10

If a lambda is capture-less, its closure type has conversion operator to function pointer. For example,

auto l = []{};
using F = decltype(+l); //pointer to function type
constexpr F p = l;

And if a class inherits closure type, it is reasonable to expect that conversion operator is inherited as well. But in MSVC compiler it is not, and one has to define it explicitly:

using L = decltype(l);
struct A : L {
    //only required for MSVC:
    constexpr operator F() { return static_cast<L&>(*this); }
};
constexpr F q = A{};

Without operator A::F() MSVC complains:

error C2440: 'initializing': cannot convert from 'A' to 'const F'
note: No user-defined-conversion operator available that can perform this conversion, or the operator cannot be called

Online demo.

I thought that it is somehow related to the presence of several conversion operators in MSVC for distinct calling conventions, as described here. But manually created class with similar conversions permits inheritance of the conversion operators, online demo.

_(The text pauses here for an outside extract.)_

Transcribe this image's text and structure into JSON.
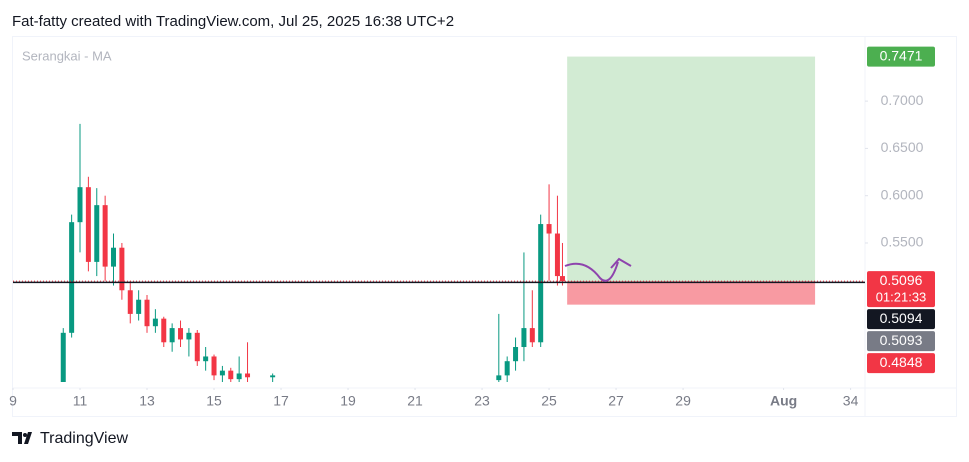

Why the inheritance does not work for closure types then as expected?

3
  • This is almost certainly an MSVC bug (or a strict non-conformance) regarding the visibility of synthesised members in lambda closure types. Commented Feb 8 at 21:10
  • +l makes F a void(*)() instead of a class type so that could be what messes it up. I don't think it should though. Commented Feb 8 at 21:11
  • This is not a language rule and not related to calling conventions. It’s a MSVC implementation bug / limitation. According to the standard, a capture-less lambda’s closure type has a public, non-explicit, const conversion operator to a function pointer. That operator is a normal member conversion function, and member conversion functions are inherited like other non-static members. Commented Feb 8 at 21:56

1 Answer 1

8

The program is well-formed and msvc is wrong to reject the program, as explained below.

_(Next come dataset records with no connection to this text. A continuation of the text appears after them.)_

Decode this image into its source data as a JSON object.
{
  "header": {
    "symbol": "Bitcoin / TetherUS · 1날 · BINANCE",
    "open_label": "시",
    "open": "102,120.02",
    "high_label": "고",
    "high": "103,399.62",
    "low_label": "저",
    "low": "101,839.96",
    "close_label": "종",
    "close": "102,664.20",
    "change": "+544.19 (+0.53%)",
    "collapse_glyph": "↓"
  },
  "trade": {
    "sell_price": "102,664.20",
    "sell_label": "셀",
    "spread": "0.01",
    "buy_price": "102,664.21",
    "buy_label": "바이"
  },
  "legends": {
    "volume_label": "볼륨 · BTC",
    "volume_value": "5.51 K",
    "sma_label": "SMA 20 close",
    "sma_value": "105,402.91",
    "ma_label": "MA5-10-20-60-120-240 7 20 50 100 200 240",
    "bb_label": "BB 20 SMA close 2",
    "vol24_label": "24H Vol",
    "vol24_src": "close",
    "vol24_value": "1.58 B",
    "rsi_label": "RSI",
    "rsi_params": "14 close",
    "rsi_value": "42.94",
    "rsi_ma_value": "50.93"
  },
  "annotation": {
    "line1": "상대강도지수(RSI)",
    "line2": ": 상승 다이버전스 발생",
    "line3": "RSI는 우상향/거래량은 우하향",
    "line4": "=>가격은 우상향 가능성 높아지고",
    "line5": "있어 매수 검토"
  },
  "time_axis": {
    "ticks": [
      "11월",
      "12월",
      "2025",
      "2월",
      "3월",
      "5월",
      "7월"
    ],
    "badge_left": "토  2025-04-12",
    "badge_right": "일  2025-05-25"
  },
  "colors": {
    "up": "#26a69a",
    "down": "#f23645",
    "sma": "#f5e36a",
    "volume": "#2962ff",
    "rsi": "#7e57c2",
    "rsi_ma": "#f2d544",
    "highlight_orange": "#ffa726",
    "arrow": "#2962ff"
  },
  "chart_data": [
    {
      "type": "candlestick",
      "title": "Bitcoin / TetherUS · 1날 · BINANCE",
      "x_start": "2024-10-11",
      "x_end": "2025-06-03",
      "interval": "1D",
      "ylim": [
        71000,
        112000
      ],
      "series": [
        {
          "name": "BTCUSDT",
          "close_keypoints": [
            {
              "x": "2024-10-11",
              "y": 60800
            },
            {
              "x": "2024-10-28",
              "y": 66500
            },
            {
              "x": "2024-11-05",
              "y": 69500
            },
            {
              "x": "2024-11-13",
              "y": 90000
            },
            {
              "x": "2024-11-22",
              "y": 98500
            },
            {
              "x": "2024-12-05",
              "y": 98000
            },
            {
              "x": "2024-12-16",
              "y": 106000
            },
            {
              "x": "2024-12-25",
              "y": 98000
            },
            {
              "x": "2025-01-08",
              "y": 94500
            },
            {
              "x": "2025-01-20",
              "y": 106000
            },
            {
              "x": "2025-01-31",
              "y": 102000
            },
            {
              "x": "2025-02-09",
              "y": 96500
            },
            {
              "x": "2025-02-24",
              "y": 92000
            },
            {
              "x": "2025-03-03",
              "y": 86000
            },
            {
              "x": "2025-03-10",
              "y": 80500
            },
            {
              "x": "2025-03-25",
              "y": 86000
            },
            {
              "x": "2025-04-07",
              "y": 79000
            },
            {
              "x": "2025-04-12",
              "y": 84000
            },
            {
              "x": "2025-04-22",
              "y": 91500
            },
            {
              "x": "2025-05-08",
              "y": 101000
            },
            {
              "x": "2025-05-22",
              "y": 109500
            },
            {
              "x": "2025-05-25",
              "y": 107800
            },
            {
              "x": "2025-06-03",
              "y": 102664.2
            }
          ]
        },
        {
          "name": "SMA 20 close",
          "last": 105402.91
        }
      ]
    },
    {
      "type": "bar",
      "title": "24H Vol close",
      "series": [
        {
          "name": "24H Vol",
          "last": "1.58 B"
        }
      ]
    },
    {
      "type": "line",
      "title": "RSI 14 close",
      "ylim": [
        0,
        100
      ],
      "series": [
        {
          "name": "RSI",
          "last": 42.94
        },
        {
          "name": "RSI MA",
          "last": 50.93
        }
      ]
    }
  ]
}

First, from expr.prim.lambda#8:

The closure type for a non-generic lambda-expression with no lambda-capture whose constraints (if any) are satisfied has a conversion function to pointer to function with C++ language linkage having the same parameter and return types as the closure type's function call operator. The conversion is to “pointer to noexcept function” if the function call operator has a non-throwing exception specification. If the function call operator is a static member function, then the value returned by this conversion function is the address of the function call operator. Otherwise, the value returned by this conversion function is the address of a function F that, when invoked, has the same effect as invoking the closure type's function call operator on a default-constructed instance of the closure type. F is a constexpr function if the function call operator is a constexpr function and is an immediate function if the function call operator is an immediate function.

This means that L already has a non-static conversion function that returns the address of such a function F which when invoked has the effect of invoking L's function call operator.

Next, since A inherits from L, it will also inherit the above mentioned conversion function as per class.derived:

Members of a base class are also members of the derived class.

Basically, we don't need to define/declare the conversion function again in the derived class as it is already a member of derived class.